Konsultan pajak batam-Sangat banyak masyarakat yang ingin menggunakan jasa layanan ini untuk menyelesaikan pengajuan PPN mereka, pelaporan pajak online ataupun juga layanan pelaporan pajak tahunan di Jakarta, Bali dan Surabaya, dan di daerah lain yang terkait pajak. Nah,artikel ini akan menjelaskan mengenai ”PPh 21 Nihil tidak Perlu Lapor Pajak Lagi, Simak Penjelasannya Disini!!”
PPh 21 Nihil
Ada banyak alasan mengapa status pajak untuk Pajak Penghasilan Pasal 21 (PPh 21)itu nihil. Secara umum, hal itu terjadi karena penghasilan atau upah atau juga gaji yang diterima oleh karyawan itu masih di bawah Penghasilan Tidak Kena Pajak (PTKP). Jadi, wajib pajak yang berstatus sebagai karyawan di sebuah perusahaan akan melaporkan pajaknya dengan keterangan nihil.
Tetapi, sejak tahun 2018 lalu, Menteri Keuangan telah mengeluarkan peraturan yang baru yang mengatur mengenai tidak wajib untuk melaporkan SPT Masa Nihil. Hal ini tertera di dalam Peraturan Menteri Keuangan (PMK) No. 9/PMK.03/2018 yakni mengenai perubahan atas peraturan menteri keuangan Nomor 243/PMK.03/2014 mengenai surat pemberitahuan. Salah satu perubahan yang ada di dalam peraturan tersebut yaitu ketentuan pelaporan SPT Masa PPh 21 Nihil.

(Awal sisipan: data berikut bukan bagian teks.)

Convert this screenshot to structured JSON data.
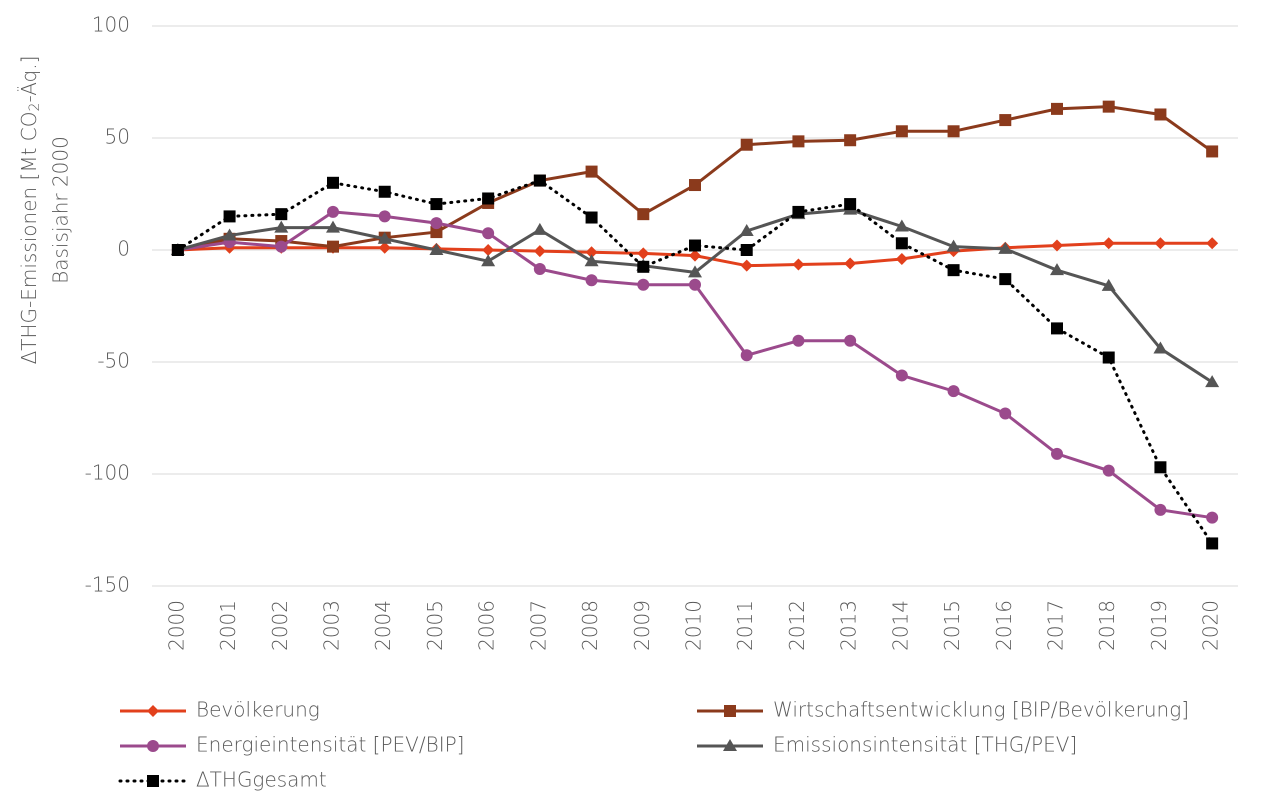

Berlakunya peraturan tersebut membuat wajib pajak merasakan angin segar, terutamanya untuk wajib pajak yang biasanya melaporkan PPh 21 nihil, PPN 1107 PUT, dan juga PPh Pasal 25. Jenis pajak tersebut adalah pajak yang tidak diwajibkan untuk lapor pajak berdasarkan dengan peraturan di atas.
PPh 21 Nihil Tidak Wajib Lapor Pajak Berdasarkan atas peraturan PMK No. 9/PMK.03/2018
Ketidakwajiban lapor tersebut memiliki kriteria ataupun kondisi-kondisi tertentu. Ayo simak kondisi seperti apa sajakah yang membuat jenis pajak itu tidak wajib lapor:
PPh 21 Nihil
PPh Pasal 21/26 ini menjadi salah satu pajak yang tidak wajib lapor atau juga bebas dari kewajiban untuk lapor pajak SPT Nihil berdasarkan atas peraturan PMK No. 9/PMK.03/2018 mengenai Surat Pemberitahuan. Dalam peraturan itu, PPh 21/26 ini tidak wajib lapor asalkan berada di dalam kondisi-kondisi tertentu seperti berikut ini:
- Tidak ada karyawan tetap ataupun bukan pegawai;
- ada karyawan tetapi tidak ada pembayaran gaji, dan atau;
- Penghasilan dari seluruh karyawan yang terdapat di perusahaan tersebut masih di bawah PTKP.
Wajib pajak tidak perlu lagi melaporkan SPT Masa PPh Pasal 21/26 Nihil masa Januari sampai dengan November, namun untuk masa Desember, wajib pajak tetap mempunyai kewajiban untuk melakukan pelaporan SPT Masa 21/26, meski pun itu nihil.
Berikutnya untuk SPT Masa PPh Pasal 21/26 nihil karena terdapat Surat Keterangan Domisili (SKD) dan juga SPT Masa PPh Pasal 21/26 nihil maupun ada potongan PPh Pasal 21/26 final, tetap saja wajib untuk lapor pajak.